KOLKATA, 4 APRIL: Sixty-three-year old Puspo Dewri, had to give up her three-cottah land and a pukka house in return of half-a-cottah and Rs 5,000 for the road to New Town in Jatragatchi. But what peeves her more is that her young daughter-in-law has to use the toilet, which has no door, in presence of peeping toms. This election, she would vote after almost 15 years, for a couple of more tube wells and doors in the toilet.
The residents of the rehabilitation colonies ~ Nandan Nagar in Jatragatchi Mouza, a colony of 33 houses in Nawabpur, Rakjuani Mouza, and colonies in Nootanpalli and Tarulia ~ in Rajarhat have left hopes to see the state housing minister Mr Gautam Deb’s eight-point rehabilitation package for the landlosers in Rajarhat-New Town to be implemented. “No more false promises. We don’t want this government anymore. I have been running since 25 March, 1971 and I am tired. I just want my grandchildren to live like humans and not pests,” said Mr Monindra Nath Mistry, who settled on a four-cottah land beside the Jatragatchi canal in Rajarhat to escape the Pakistani army’s genocidal crackdown on Bangladeshis.
“We have been given half-a-cottah each with no houses. While a Muslim colony just on the other side on the bheri has pukka structures made with proper toilets. Let them have Muslim votes, they will have to part with ours,” said 72-year-old Mr Nikhil Mistry, who lives under a tarpaulin sheet beside the land he was allotted. His son is handicapped and could not build the house. “They have given us possession papers but no patta. We cannot register the land. What if tomorrow they bulldoze our houses?” he added.

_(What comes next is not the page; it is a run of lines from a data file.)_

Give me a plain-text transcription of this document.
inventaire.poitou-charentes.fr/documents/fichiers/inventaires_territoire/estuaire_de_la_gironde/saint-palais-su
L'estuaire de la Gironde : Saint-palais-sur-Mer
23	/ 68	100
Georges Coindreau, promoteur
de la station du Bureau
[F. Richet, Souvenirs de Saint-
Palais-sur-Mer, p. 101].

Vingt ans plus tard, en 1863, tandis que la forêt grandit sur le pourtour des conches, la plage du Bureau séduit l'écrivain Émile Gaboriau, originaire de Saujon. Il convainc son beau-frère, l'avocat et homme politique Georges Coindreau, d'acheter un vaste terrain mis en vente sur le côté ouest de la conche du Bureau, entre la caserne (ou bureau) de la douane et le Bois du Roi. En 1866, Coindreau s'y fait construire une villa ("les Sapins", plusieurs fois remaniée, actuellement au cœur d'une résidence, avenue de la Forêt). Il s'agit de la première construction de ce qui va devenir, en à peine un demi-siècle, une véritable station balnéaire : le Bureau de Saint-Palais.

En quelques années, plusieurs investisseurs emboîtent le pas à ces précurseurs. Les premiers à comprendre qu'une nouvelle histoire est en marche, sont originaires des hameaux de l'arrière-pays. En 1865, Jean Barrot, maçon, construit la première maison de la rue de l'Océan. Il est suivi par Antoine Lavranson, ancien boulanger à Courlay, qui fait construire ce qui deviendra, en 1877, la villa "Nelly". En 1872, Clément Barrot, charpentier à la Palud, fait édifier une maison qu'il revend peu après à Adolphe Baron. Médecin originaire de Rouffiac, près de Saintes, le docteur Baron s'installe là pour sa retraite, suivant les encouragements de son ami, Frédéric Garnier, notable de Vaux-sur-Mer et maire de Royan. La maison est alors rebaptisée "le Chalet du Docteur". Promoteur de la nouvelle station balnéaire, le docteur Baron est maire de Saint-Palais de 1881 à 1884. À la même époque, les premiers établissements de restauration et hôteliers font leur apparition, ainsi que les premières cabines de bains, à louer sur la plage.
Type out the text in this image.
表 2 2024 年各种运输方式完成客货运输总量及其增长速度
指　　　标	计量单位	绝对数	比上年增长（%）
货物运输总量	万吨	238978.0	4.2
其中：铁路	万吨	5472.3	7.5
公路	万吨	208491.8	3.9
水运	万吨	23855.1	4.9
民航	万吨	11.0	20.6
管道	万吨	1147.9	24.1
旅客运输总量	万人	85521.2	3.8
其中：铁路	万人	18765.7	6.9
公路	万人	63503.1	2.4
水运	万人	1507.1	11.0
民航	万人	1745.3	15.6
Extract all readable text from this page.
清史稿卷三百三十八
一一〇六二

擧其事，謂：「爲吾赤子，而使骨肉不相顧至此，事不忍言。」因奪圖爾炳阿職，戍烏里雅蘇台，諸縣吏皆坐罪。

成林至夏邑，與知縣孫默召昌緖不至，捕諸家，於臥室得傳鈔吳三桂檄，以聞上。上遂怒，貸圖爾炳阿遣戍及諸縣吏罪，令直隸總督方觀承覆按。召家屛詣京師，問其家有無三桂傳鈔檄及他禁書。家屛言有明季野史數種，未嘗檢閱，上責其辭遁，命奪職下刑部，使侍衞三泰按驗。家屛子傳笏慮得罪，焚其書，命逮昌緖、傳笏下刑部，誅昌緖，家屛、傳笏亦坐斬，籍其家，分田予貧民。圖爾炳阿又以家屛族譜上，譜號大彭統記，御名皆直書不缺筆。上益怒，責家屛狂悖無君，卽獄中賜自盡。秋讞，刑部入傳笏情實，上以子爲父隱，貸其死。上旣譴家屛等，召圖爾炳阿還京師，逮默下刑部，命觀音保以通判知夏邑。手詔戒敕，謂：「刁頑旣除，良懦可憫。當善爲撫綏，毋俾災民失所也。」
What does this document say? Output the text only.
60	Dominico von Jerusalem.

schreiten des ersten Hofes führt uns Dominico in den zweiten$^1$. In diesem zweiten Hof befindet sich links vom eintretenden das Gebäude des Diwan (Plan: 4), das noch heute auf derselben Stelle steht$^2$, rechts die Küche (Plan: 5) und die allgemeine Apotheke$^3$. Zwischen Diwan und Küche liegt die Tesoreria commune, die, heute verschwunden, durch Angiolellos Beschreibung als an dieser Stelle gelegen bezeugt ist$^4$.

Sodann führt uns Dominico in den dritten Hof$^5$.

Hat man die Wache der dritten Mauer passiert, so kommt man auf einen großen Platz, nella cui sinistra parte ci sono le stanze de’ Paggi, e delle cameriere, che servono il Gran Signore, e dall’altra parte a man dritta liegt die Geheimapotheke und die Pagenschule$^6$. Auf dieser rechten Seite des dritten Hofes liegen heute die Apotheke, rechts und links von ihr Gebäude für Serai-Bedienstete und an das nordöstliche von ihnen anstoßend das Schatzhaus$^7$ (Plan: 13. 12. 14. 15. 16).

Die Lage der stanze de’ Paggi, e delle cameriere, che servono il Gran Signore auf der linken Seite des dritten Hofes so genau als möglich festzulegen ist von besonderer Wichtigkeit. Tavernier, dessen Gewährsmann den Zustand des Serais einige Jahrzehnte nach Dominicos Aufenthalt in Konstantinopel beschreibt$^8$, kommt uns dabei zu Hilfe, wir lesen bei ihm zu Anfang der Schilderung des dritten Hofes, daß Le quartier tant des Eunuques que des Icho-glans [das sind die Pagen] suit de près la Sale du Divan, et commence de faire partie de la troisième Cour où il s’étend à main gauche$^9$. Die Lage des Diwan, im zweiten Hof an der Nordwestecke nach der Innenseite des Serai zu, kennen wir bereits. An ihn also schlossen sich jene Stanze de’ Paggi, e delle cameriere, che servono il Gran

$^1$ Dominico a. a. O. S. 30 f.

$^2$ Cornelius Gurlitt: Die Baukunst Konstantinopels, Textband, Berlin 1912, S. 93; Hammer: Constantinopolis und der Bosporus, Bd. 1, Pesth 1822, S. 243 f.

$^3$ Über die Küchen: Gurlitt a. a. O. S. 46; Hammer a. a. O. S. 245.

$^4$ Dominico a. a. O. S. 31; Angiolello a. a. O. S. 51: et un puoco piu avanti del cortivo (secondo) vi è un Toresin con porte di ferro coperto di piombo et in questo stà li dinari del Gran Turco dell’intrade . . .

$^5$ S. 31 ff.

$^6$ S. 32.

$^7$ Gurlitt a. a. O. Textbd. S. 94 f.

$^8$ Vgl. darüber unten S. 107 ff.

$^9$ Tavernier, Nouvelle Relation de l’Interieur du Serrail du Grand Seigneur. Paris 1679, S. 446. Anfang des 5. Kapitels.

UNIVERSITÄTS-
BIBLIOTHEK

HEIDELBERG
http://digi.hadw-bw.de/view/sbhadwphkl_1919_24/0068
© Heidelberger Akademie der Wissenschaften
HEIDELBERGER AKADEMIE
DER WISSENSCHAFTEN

Interestingly, the land given for rehabilitation is so low that a little rain is enough to inundate the houses. There is no drainage facility. In Nawabpur, the colony is set up just beside a 100-feet-deep water body cut six years ago. “Years ago, there was a canal and several smaller wate r bodies to drain excess water during rains. But they were filled for the township and a new bheri was cut. It spills every now and then flooding our houses,” said Mr Meher Ali, a farmer who lost five bighas of land. Twice they had to shift to the Nawabpur Primary School building as water washed away their houses. The 300 families in Nandan Nagar depend on a single tubewell for drinking water and at least 100 depend on a single toilet without doors. The chambers fill in a month’s time and the residents have to pool in money to clean it themselves.
Women go to townships to work as domestic help, however, have to face competition from those coming to work from Sunderbans as they work on less pay.
“Two years ago, 15-16 people got job cards from the panchayat office but there has been no work. I once asked for work but panchayat officials told me to dig land. How can women do such work?” asks Mrs Sunita Pal, who works as a domestic help.
“There has been unequal land distribution. People were promised Rs 55,000 but were given only Rs 5,000. Panchayat cannot work here because of Hidco. The government has cheated us,” said Mr Shantanu Majumdar, a daily wager in Nandan Nagar.